いつかはなくなってしまうものだからせっかくなら、少し足を延ばして品物を集めてみようか、という話になった。
「ドワーフさんたちのいる村と、僕たちのいるところの間を大きな道沿いに探してみよう」
ここは関東といっても少し武蔵野平野よりの高台。ドワーフさんたちの村は昔は東海地方と言われた漁業の盛んな街に近いエリア。
高速道路にのっちゃえばあっという間につくけれども、今回は下道でスーパーやホームセンター、モールなどを探しながらのドライブだ。

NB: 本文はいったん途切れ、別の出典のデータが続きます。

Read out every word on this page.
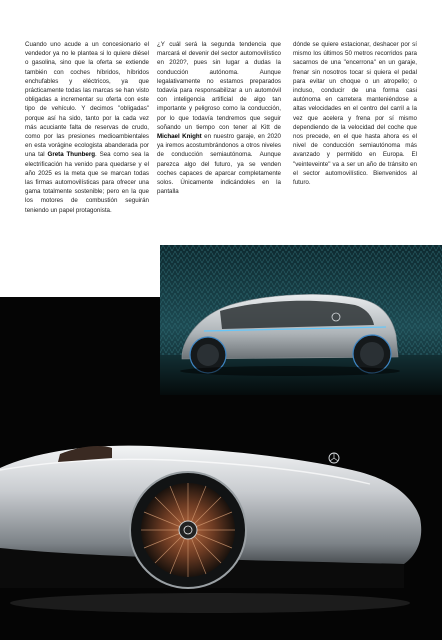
Cuando uno acude a un concesionario el vendedor ya no le plantea si lo quiere diésel o gasolina, sino que la oferta se extiende también con coches híbridos, híbridos enchufables y eléctricos, ya que prácticamente todas las marcas se han visto obligadas a incrementar su oferta con este tipo de vehículo. Y decimos "obligadas" porque así ha sido, tanto por la cada vez más acuciante falta de reservas de crudo, como por las presiones medioambientales en esta vorágine ecologista abanderada por una tal Greta Thunberg. Sea como sea la electrificación ha venido para quedarse y el año 2025 es la meta que se marcan todas las firmas automovilísticas para ofrecer una gama totalmente sostenible; pero en la que los motores de combustión seguirán teniendo un papel protagonista.

¿Y cuál será la segunda tendencia que marcará el devenir del sector automovilístico en 2020?, pues sin lugar a dudas la conducción autónoma. Aunque legalativamente no estamos preparados todavía para responsabilizar a un automóvil con inteligencia artificial de algo tan importante y peligroso como la conducción, por lo que todavía tendremos que seguir soñando un tiempo con tener al Kitt de Michael Knight en nuestro garaje, en 2020 ya iremos acostumbrándonos a otros niveles de conducción semiautónoma. Aunque parezca algo del futuro, ya se venden coches capaces de aparcar completamente solos. Únicamente indicándoles en la pantalla

dónde se quiere estacionar, deshacer por sí mismo los últimos 50 metros recorridos para sacarnos de una "encerrona" en un garaje, frenar sin nosotros tocar si quiera el pedal para evitar un choque o un atropello; o incluso, conducir de una forma casi autónoma en carretera manteniéndose a altas velocidades en el centro del carril a la vez que acelera y frena por sí mismo dependiendo de la velocidad del coche que nos precede, en el que hasta ahora es el nivel de conducción semiautónoma más avanzado y permitido en Europa. El "veinteveinte" va a ser un año de tránsito en el sector automovilístico. Bienvenidos al futuro.
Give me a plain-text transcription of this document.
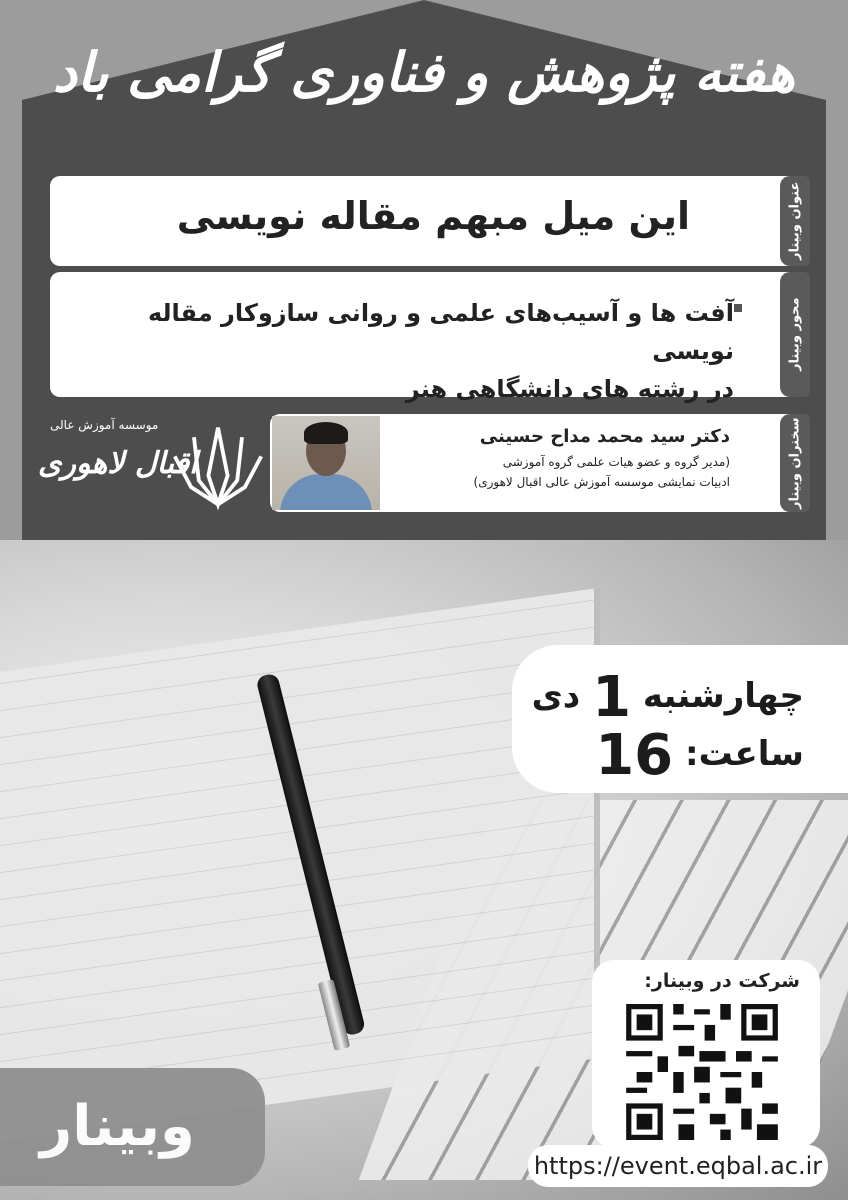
هفته پژوهش و فناوری گرامی باد
عنوان وبینار
این میل مبهم مقاله نویسی
محور وبینار
آفت ها و آسیب‌های علمی و روانی سازوکار مقاله نویسی
در رشته های دانشگاهی هنر
سخنران وبینار
دکتر سید محمد مداح حسینی
(مدیر گروه و عضو هیات علمی گروه آموزشی
ادبیات نمایشی موسسه آموزش عالی اقبال لاهوری)
موسسه آموزش عالی
اقبال لاهوری
چهارشنبه 1 دی
ساعت: 16
شرکت در وبینار:
https://event.eqbal.ac.ir
وبینار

「3泊4日くらいで、みんなで野宿しながらっていうのはどうかな?」
前回お留守番だったたまやメイやカイも今回は一緒に行きたい、という。
畑や牛や豚や鶏の世話をどうしようと話をしているとマルコたちが全部面倒をみてくれるという。
「夏ほど大変じゃないし、あとは収穫を待つだけのやつもあるから、僕たちだけで平気だよ」
と言ってくれる。
マルガレットさんとビッテンバウワーさんも彼らのご飯などのために残ってくれるというので、リンとランとルー。トラ、ジョリ、マル、ミル。リカン、ローア、シン、メイ、カイ、そしてたまと僕の総勢14人、4台のトラックに分乗して3泊4日の旅に出ることにした。
当たり前だけどホテルもなければ民宿すらもない。
しかも今回はちっちゃい子も一緒なので3日野営するためにそれなりに準備が必要だ。
4台のトラックのうちの1つを夜寝れるように改造する。
床にクッションを敷き、毛布を人数分用意する。
「寒くなってきたからね。風邪ひかないようにしないと」
その他に、簡単に調理ができるように、ホームセンターでみつけてきたカセットコンロにガスボンベ、発電機にIHヒーターも念のため積み込んでおく。

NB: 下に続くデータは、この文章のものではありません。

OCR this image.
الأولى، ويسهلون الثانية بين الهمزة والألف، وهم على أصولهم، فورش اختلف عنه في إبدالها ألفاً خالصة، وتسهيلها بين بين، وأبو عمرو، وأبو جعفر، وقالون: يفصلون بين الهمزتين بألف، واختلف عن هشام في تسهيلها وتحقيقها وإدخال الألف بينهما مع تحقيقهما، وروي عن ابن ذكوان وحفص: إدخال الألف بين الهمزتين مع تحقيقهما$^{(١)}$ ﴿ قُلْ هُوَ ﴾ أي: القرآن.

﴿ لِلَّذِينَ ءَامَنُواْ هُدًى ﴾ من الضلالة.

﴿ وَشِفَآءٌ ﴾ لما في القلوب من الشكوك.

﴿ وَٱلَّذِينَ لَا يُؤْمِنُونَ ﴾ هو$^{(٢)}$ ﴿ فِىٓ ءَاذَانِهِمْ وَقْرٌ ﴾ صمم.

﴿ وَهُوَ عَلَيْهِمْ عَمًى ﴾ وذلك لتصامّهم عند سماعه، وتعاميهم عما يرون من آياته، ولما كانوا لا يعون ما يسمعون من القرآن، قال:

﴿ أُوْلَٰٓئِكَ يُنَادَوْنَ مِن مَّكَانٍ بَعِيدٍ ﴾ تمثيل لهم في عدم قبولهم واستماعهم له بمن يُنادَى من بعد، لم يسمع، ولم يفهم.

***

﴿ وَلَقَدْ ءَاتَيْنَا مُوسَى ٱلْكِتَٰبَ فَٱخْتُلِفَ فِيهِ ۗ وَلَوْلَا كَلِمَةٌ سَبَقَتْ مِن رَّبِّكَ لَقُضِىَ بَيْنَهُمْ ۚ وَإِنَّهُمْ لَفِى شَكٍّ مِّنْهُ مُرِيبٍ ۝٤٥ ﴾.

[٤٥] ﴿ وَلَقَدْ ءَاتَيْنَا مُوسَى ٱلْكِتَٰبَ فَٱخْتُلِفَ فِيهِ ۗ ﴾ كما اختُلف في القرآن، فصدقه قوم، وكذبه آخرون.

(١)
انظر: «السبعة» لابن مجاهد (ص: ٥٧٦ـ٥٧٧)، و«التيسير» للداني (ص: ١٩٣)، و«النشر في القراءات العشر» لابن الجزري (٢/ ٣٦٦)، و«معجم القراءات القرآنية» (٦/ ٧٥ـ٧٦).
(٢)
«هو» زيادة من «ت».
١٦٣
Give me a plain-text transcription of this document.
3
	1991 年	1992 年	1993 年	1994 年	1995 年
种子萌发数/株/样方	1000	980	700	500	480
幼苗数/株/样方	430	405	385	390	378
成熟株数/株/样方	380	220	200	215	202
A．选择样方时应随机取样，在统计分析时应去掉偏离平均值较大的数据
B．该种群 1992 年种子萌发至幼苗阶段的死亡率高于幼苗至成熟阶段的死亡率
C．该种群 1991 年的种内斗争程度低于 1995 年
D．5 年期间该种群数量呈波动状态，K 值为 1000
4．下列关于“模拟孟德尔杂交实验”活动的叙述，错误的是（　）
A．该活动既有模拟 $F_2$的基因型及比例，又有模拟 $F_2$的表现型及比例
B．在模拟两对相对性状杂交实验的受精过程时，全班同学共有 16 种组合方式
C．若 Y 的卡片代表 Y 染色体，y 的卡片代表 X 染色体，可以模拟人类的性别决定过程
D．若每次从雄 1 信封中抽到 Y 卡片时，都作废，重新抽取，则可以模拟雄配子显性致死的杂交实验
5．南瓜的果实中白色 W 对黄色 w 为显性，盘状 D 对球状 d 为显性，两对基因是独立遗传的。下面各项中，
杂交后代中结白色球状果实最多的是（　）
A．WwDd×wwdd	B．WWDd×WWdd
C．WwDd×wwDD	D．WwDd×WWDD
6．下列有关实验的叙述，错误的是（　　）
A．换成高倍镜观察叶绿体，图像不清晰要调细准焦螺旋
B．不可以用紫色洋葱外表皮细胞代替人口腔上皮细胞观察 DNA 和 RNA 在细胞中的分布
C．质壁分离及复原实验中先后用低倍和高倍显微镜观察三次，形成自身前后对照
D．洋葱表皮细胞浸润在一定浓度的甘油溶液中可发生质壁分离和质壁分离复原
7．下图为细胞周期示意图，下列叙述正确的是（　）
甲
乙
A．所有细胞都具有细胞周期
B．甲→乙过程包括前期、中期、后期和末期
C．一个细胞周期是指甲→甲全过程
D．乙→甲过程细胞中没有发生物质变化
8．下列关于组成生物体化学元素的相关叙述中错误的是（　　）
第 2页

食料は常温保存できるものの他に、クーラーバッグを2つもち、ひとつには氷だけ、もうひとつにはお肉やチーズ、野菜などを入れる。
「あとはペットボトルにいれた水とタオルと着替えかな」
地図を確認しながら、飲料も着替えも多めに準備をする。
「これだけあれば大丈夫かな?もし何かあって数日帰れなくなっても大丈夫なくらい食べ物も飲み物も準備したし。地図もチェックしたし」
大通り沿いに走っていくのでよっぽどのことがない限り、迷うことはないはずだ。
「トラックいっぱいに荷物積んで帰るぞー!」
「おー!」
ルーたちが元気よく気合を入れている。
大通り沿いのモールやスーパーには近くにないものもあるかもしれない。
ちょっとした期待を胸にみんな翌日の出発に向けてその日は早めに寝ることにしたのだった。